By Will Vandervort.
By Will Vandervort
Seventh-ranked South Carolina might have a new skipper in the dugout, but on Friday night at Doug Kingsmore Stadium, it was more of the same when it came to beating Clemson.
New head coach Chad Holbrook got his first win in what has become known as the nation’s best rivalry thanks to a three-run seventh inning in the Gamecocks’ 6-0 victory. It was South Carolina’s sixth win in the last seven meetings and its ninth victory in the last 11 in the longstanding series. It was also the Gamecocks first victory at Clemson since a 6-0 win in 2008.
“We just have to keep playing and keep on going,” Clemson head coach Jack Leggett said. “Baseball is a funny game and there is a lot of season left. It will go for us enough during the course of the season.”
Like they have a lot during the Gamecocks’ current run in the series, USC got all the crazy bounces, again. Trailing 1-0 in the bottom of the sixth inning, Clemson catcher Garrett Boulware drilled Jordan Montgomery’s offering to deep left where it appeared the ball went over the wall. But instead, it hit the orange padding atop the wall and bounced back into play.
“When I first hit it, and I looked up, I thought it was going to go,” Boulware said. “I saw the flags before I went up (to the plate) that it was still blowing in pretty hard so I was still running pretty hard because I knew the wind could kill it and it could just die in left field.
“I was running pretty hard, but after I saw it I said, “Maybe,” but I put my head down and started running and then saw the ball on the ground and I tried to leg it out into a triple.”
The play was correctly ruled a double instead of home run and Boulware beat the throw to third, but he slid over the bag and was tagged out for the innings’ final out.
“I was just trying to get to second and then I saw the ball bounce off. I could not tell if it hit the wall or the rail,” he said. “Apparently, it hit the wall, but once I saw it bounce back I was just trying to get to third as fast as I could.
“I beat the throw, but I slid inside and I tried to catch it with my hand and hold on to it, and it slid off. I tried to move my hand back and tag it with the other hand, but he got me before I got it back on there.”
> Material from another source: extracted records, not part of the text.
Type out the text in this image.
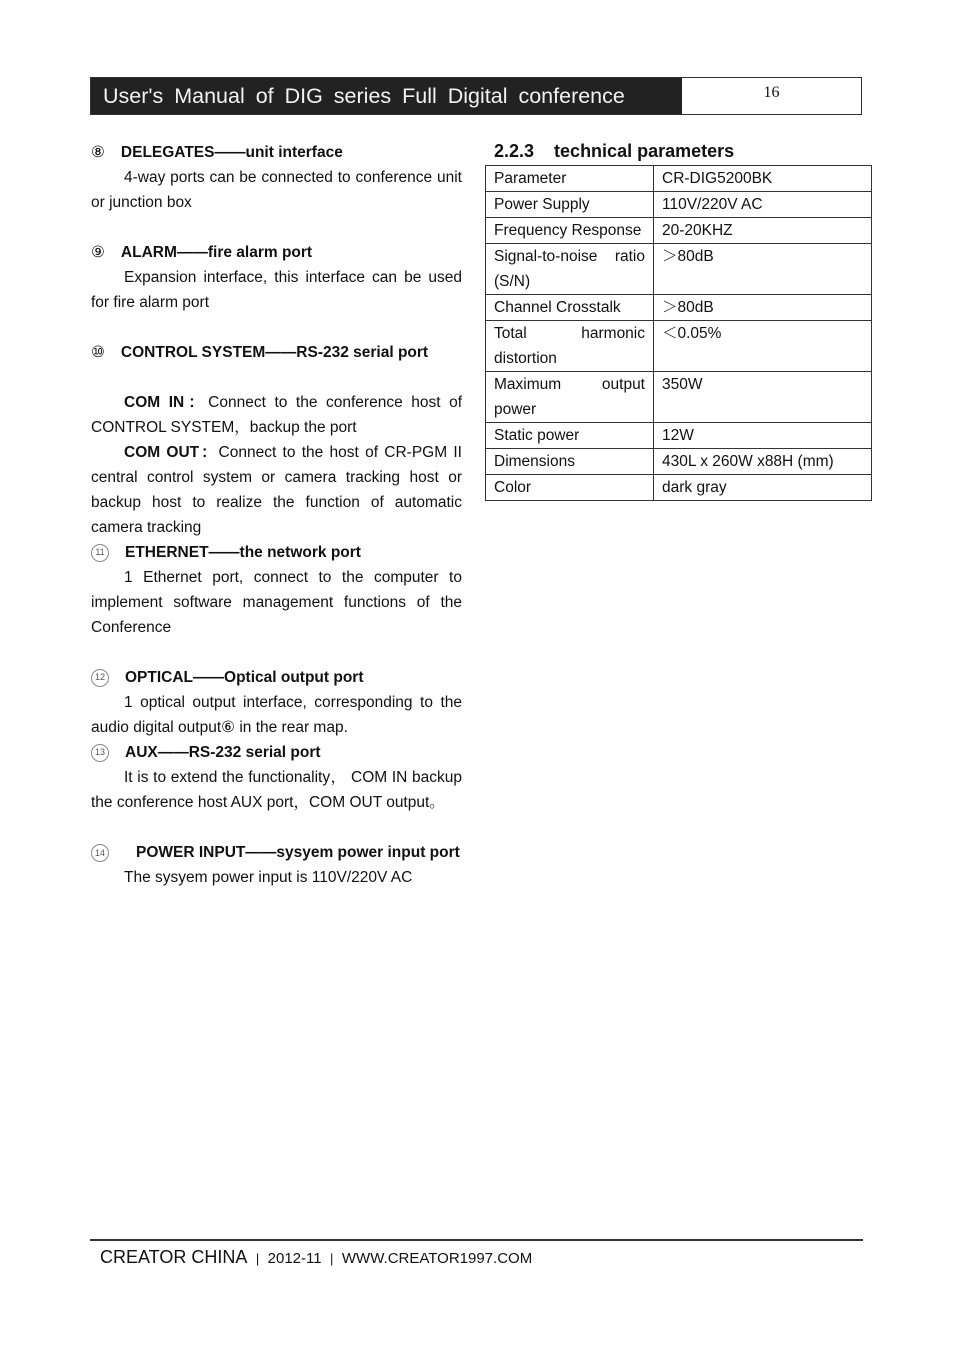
User's Manual of DIG series Full Digital conference	16
⑧ DELEGATES——unit interface
4-way ports can be connected to conference unit or junction box
⑨ ALARM——fire alarm port
Expansion interface, this interface can be used for fire alarm port
⑩ CONTROL SYSTEM——RS-232 serial port
COM IN：Connect to the conference host of CONTROL SYSTEM，backup the port
COM OUT：Connect to the host of CR-PGM II central control system or camera tracking host or backup host to realize the function of automatic camera tracking
11 ETHERNET——the network port
1 Ethernet port, connect to the computer to implement software management functions of the Conference
12 OPTICAL——Optical output port
1 optical output interface, corresponding to the audio digital output⑥ in the rear map.
13 AUX——RS-232 serial port
It is to extend the functionality， COM IN backup the conference host AUX port，COM OUT output。
14	POWER INPUT——sysyem power input port
The sysyem power input is 110V/220V AC
2.2.3 technical parameters
Parameter	CR-DIG5200BK
Power Supply	110V/220V AC
Frequency Response	20-20KHZ
Signal-to-noise ratio (S/N)	＞80dB
Channel Crosstalk	＞80dB
Total harmonic distortion	＜0.05%
Maximum output power	350W
Static power	12W
Dimensions	430L x 260W x88H (mm)
Color	dark gray
CREATOR CHINA | 2012-11 | WWW.CREATOR1997.COM
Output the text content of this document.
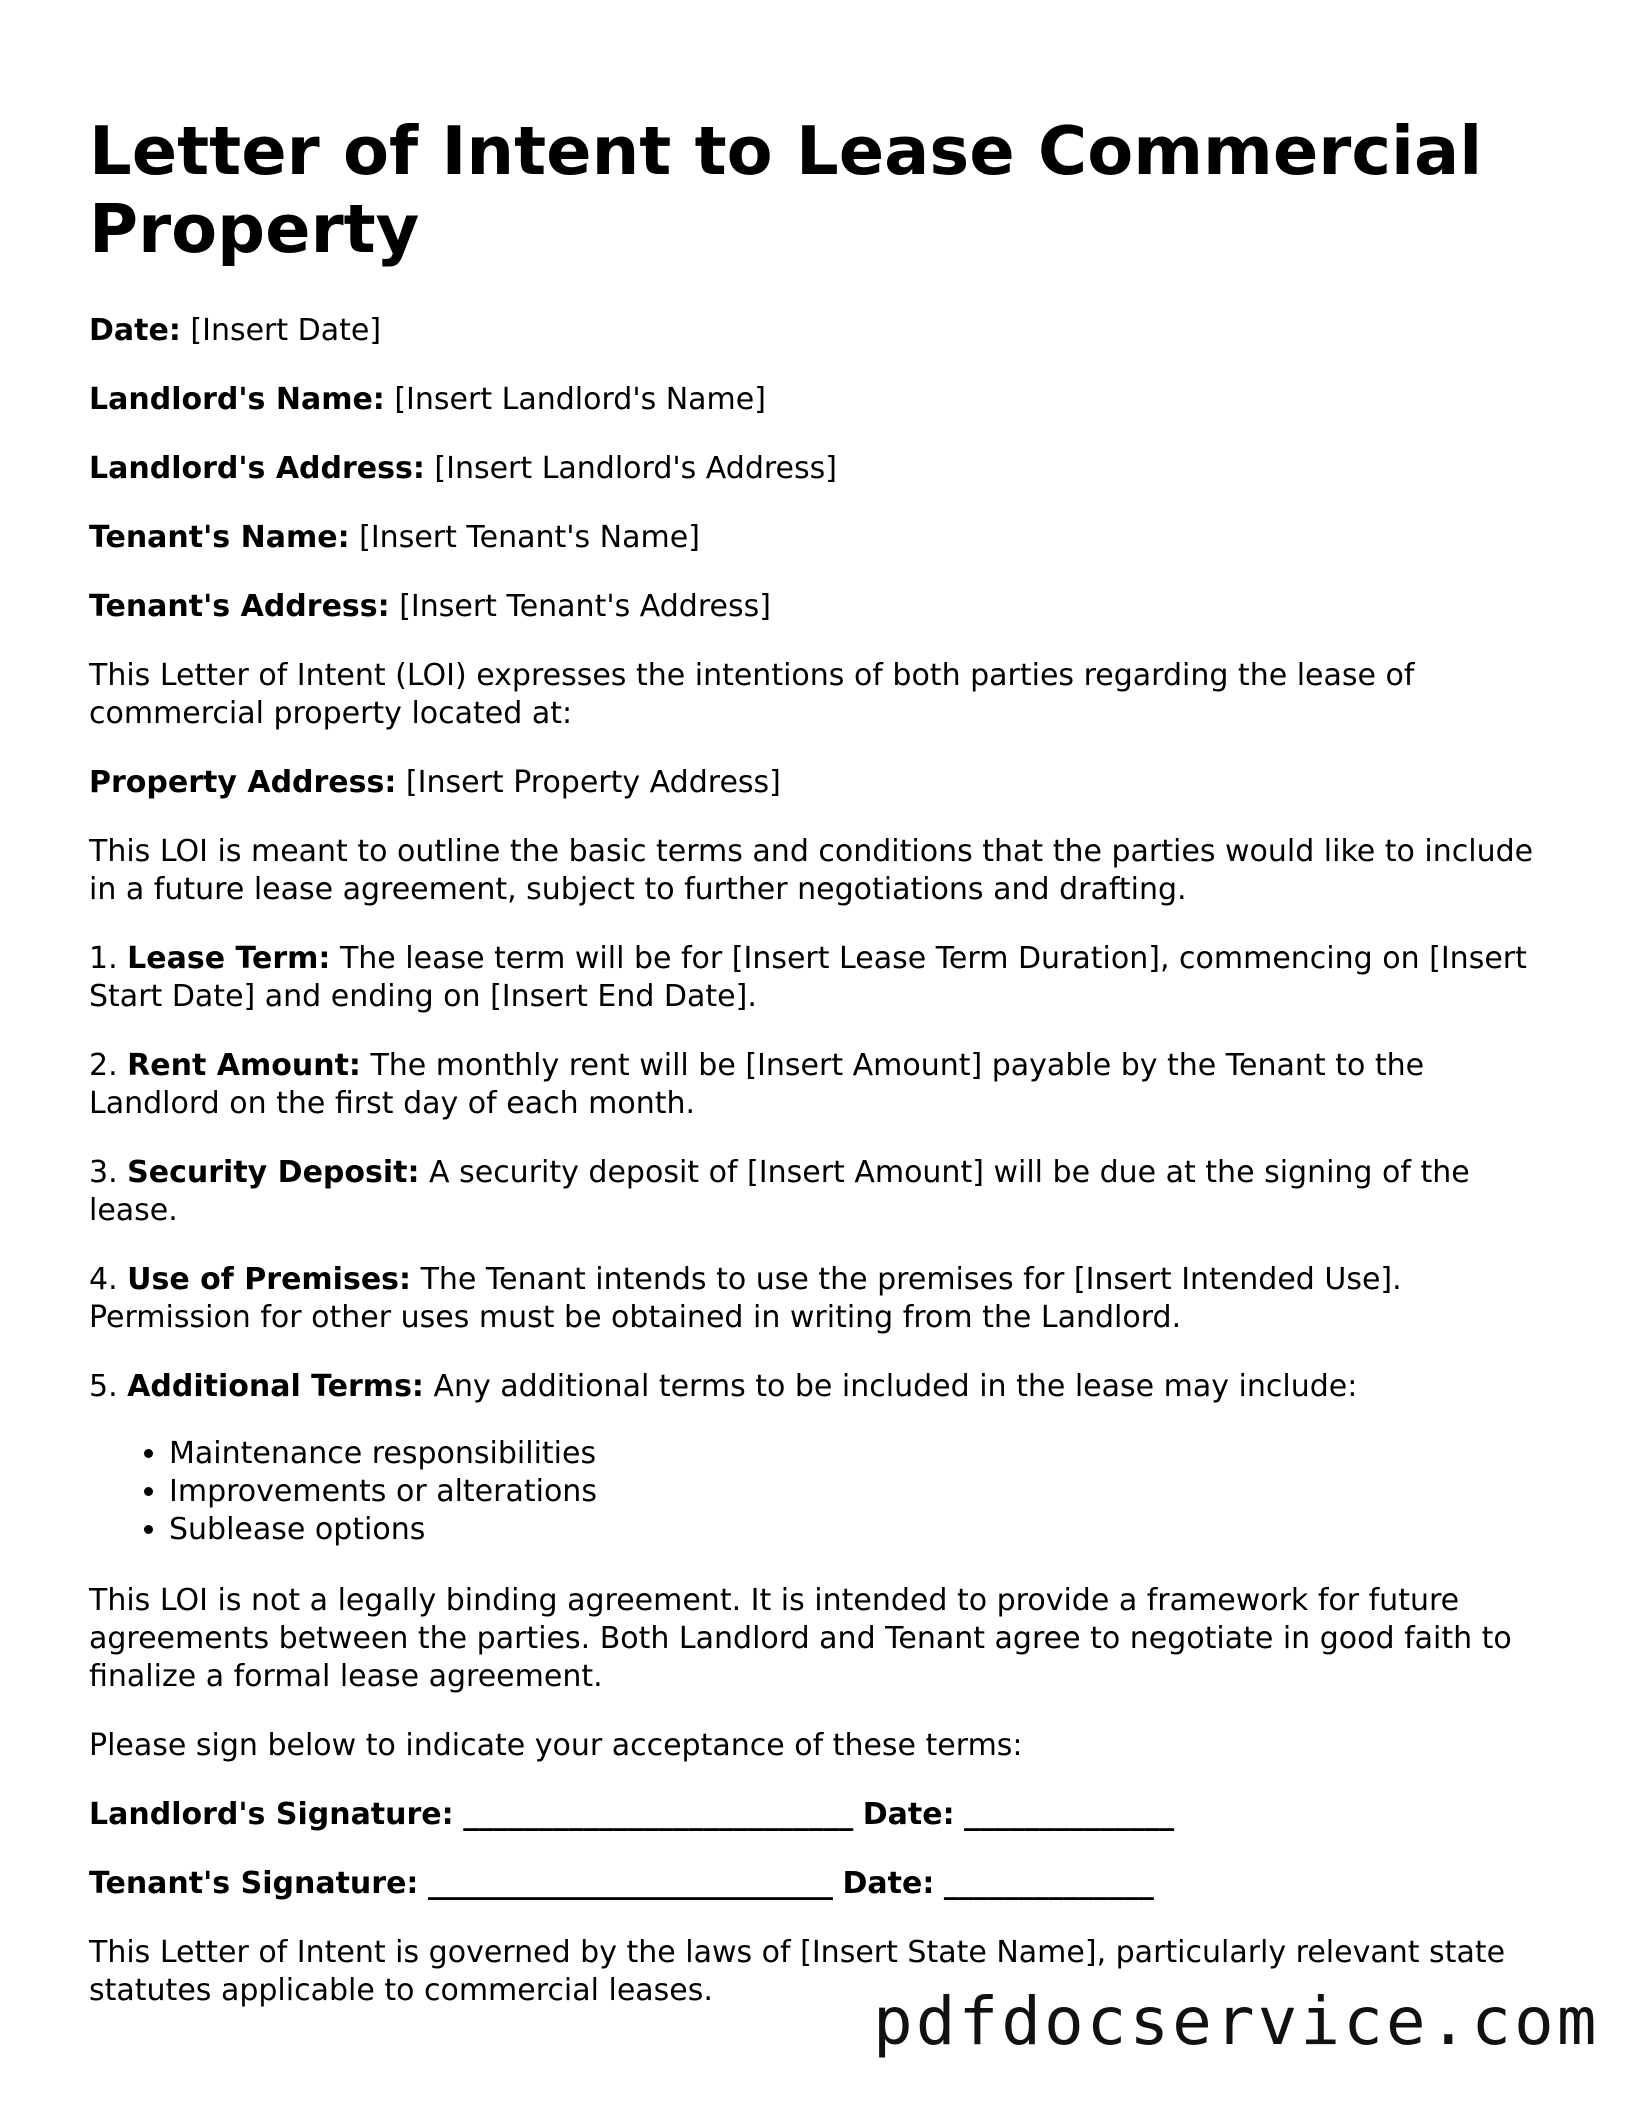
Letter of Intent to Lease Commercial Property

Date: [Insert Date]

Landlord's Name: [Insert Landlord's Name]

Landlord's Address: [Insert Landlord's Address]

Tenant's Name: [Insert Tenant's Name]

Tenant's Address: [Insert Tenant's Address]

This Letter of Intent (LOI) expresses the intentions of both parties regarding the lease of commercial property located at:

Property Address: [Insert Property Address]

This LOI is meant to outline the basic terms and conditions that the parties would like to include in a future lease agreement, subject to further negotiations and drafting.

1. Lease Term: The lease term will be for [Insert Lease Term Duration], commencing on [Insert Start Date] and ending on [Insert End Date].

2. Rent Amount: The monthly rent will be [Insert Amount] payable by the Tenant to the Landlord on the first day of each month.

3. Security Deposit: A security deposit of [Insert Amount] will be due at the signing of the lease.

4. Use of Premises: The Tenant intends to use the premises for [Insert Intended Use]. Permission for other uses must be obtained in writing from the Landlord.

5. Additional Terms: Any additional terms to be included in the lease may include:

• Maintenance responsibilities
• Improvements or alterations
• Sublease options

This LOI is not a legally binding agreement. It is intended to provide a framework for future agreements between the parties. Both Landlord and Tenant agree to negotiate in good faith to finalize a formal lease agreement.

Please sign below to indicate your acceptance of these terms:

Landlord's Signature: __________________________ Date: ______________

Tenant's Signature: ___________________________ Date: ______________

This Letter of Intent is governed by the laws of [Insert State Name], particularly relevant state statutes applicable to commercial leases.	pdfdocservice.com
The Tigers (5-3) did not recover, instead, they crumbled. A blunder in the top of the seventh inning magnitude the sixth after Shane Kennedy, who was recruited as an infielder, dropped a routine flyball to left field off the bat of T.J. Costen with one out.
Friday was Kennedy’s first start in the outfield, replacing Maleeke Gibson, who had started four games there already this season.
“That’s baseball. It happens,” Clemson starter Daniel Gossett said. “You can’t fall apart after that. That’s just baseball. You have to come back and make your pitches, but I let it get in my head and I didn’t make my pitches.”
Gossett walked the next two batters before being pulled after 6.1 innings, and then a walk, a sacrifice fly and an LB Dantzler single to right field scored three unearned runs to put the Gamecocks up 4-0.
The error ruined what was a pretty good night for the righty. He only gave up three hits and three of the four runs he allowed were unearned.
“I can’t blame it on that. It is just baseball,” Gossett said. “I still have to make my pitches.”
Clemson had an opportunity to get back in the game in the bottom of the seventh when Steve Wilkerson doubled to left field and Kennedy walked to lead off the inning. But Kevin Bradley, Jay Baum and Jon McGibbon all popped up as Montgomery again got out of an inning with no damage done.
“We just have to play our game,” Boulware said. “We don’t need to think we are playing Carolina, but that we are playing Clemson baseball and that is our opponent. We just need to play the way we know how to play and things will go our way.
“We let one thing lead to another. We just need to move past it and tomorrow will be a better day.”
For the second straight game, the Tigers’ bats were cold. After being limited to six hits against Winthrop, Montgomery dominated them by commanding the strike zone as he had a career-high nine strikeouts, while limiting Clemson to three hits.
The lefty’s eight innings pitched tied his career-high for a third time.
“That Montgomery kid pitched really well,” Leggett said. “He did not give us very much. We did not hit any ground balls and we struck out a little bit too much tonight. He was good. He was really good.”
Five of USC’s six runs were unearned as the Tigers had three errors after only committing five in the previous seven games.
“We had a good game going through the sixth and then we gave up five unearned runs. That’s going to hurt you,” Leggett said. “We had been playing really good defense, but we hurt ourselves a couple of times tonight.”
The two will meet at Greenville’s Fluor Field Saturday at 2 p.m. in Game 2 of the three-game series.